According to the survey, conducted between December 2019 and August 2020, education and socio-economic status remain the key determinants of child marriage.

Reads the survey results in part: “Women aged 20 to 49 years with pre-primary or no education were 10 times more likely to get married by age 18 compared to those with higher education.”

According to the survey, 48 percent of women in poor households get married by the age of 18 compared to those from rich households at 30 percent.

On the other hand, four percent of girls get married in childhood in all regions, with the survey further stating that the percentage of girls aged between 20 and 49 who were first married before the age of 15 and before the age of 18 has remained constant across all age cohorts over time.
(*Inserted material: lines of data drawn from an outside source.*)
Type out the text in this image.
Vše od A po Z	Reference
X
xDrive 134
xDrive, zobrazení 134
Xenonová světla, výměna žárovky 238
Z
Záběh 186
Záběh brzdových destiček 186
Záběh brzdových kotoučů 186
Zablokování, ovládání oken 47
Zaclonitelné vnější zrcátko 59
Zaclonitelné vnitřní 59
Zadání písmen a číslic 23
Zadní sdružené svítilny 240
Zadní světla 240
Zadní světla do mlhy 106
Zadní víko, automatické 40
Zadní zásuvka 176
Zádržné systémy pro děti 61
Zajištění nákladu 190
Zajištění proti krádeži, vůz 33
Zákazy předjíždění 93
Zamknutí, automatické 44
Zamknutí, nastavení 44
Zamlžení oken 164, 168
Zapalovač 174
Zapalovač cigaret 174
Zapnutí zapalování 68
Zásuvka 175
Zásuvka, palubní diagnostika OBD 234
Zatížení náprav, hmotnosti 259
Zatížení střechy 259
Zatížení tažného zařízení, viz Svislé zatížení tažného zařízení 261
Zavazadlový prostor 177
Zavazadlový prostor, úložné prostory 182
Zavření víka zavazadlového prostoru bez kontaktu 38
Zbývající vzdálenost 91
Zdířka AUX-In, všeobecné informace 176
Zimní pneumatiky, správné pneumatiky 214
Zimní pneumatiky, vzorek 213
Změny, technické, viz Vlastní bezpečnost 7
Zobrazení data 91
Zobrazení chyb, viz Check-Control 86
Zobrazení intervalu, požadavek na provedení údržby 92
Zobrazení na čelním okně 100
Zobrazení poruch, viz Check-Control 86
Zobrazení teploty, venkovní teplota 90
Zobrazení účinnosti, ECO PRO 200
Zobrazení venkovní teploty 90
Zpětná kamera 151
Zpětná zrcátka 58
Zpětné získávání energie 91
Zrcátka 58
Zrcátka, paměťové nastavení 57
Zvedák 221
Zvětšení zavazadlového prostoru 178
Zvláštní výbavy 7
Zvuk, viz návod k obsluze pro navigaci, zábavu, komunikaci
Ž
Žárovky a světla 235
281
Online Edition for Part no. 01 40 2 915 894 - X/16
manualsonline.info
In a telephone interview on Saturday, Youth Net and Counselling (Yoneco) executive director MacBain Mkandawire said the main challenge in ending child marriage is a piecemeal approach to programmes to ending the vice.

He said the country also lacks specific tailored designs that can be implemented in ending child marriages.

Mkandawire said: “There are no locally designed solutions to ending child marriages as we mostly implement programmes that are put forward by donors. So, we need to go back to the drawing board as a country and see how best we can deal with this.”

In a separate interview, child rights and gender advocate Bridget Shumba said while the rate of early marriage is higher among girls, boys need not to be neglected in programmes to address the challenges.

She said most programmes have tended to focus on girls in addressing the ills of society which is only good on the short term but cause challenges in the medium to long term.

“It is clear from the Mics that more girls and women are married off at an early age in the rural areas than in urban areas,” Shumba said.

The right to free and full consent to marriage is recognised in the Universal Declaration of Human Rights, with the recognition that consent cannot be free and full when one of the parties involved is not sufficiently mature to make an informed decision about a life partner.